Worum es aber bei den Appellen tatsächlich geht, ist nicht «Selbst-», sondern ganz einfach Verantwortung. Wer von Verantwortung spricht, spürt sofort, dass dabei nicht nur er oder sie selber, sondern auch andere im Spiel sind. Das macht schon ein Blick auf die Etymologie klar: In der Verantwortung steckt nämlich nicht umsonst «Antwort» drin – ein Wort, das selber zusammengesetzt ist aus den Begriffen «Wort» und dem Vorsatz «Ant-» was «Gegen» bedeutet (denken Sie an «Antagonist» oder «anti-autoritär»; auch das ent- in «entgegen» oder «enttäuscht» hat denselben Ursprung).
Eine Antwort ist also buchstäblich ein Gegen-Wort: Es bedeutet, dass nicht nur mein Wort gilt, sondern auch die Ant-Wort des Gegenüber. Und «Verantwortung» bedeutet schliesslich, dass wir aus diesem Dialog niemals aussteigen können, sondern in diesen eingespannt sind, ob uns das nun passt oder nicht. Verantwortung haben bedeutet, dass mein Verhalten eben nie nur mich selbst betrifft, sondern mich immer auch in Dialog mit den anderen stellt.

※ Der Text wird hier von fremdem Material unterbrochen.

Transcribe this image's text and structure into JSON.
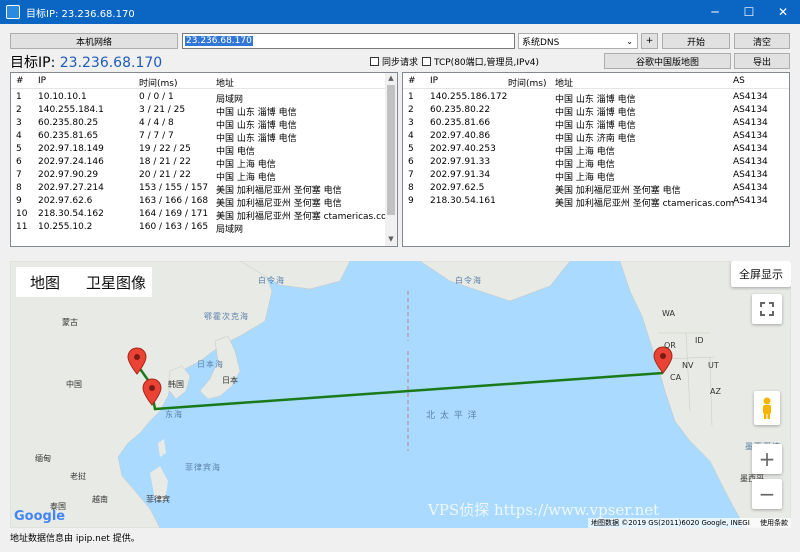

Wenn ich in der Schweiz ein T-Shirt für sieben Franken kaufen kann, hat das eben nicht nur mit meinem Portemonnaie, sondern auch mit den Arbeitsbedingungen von Näherinnen in Bangladesh zu tun, und wenn ich mit dem Flugzeug nach Spanien fliege, hab ich auch mit Erdölraffinerien und Kerosinpreisen, mit Umweltbelastung und Tourismusarbeitsplätzen zu tun. Solch komplexe Verantwortungszusammenhänge anzuerkennen, ist anstrengend, ich weiss. Nur gehen sie nicht weg, wenn wir tun, als gäbe es sie nicht.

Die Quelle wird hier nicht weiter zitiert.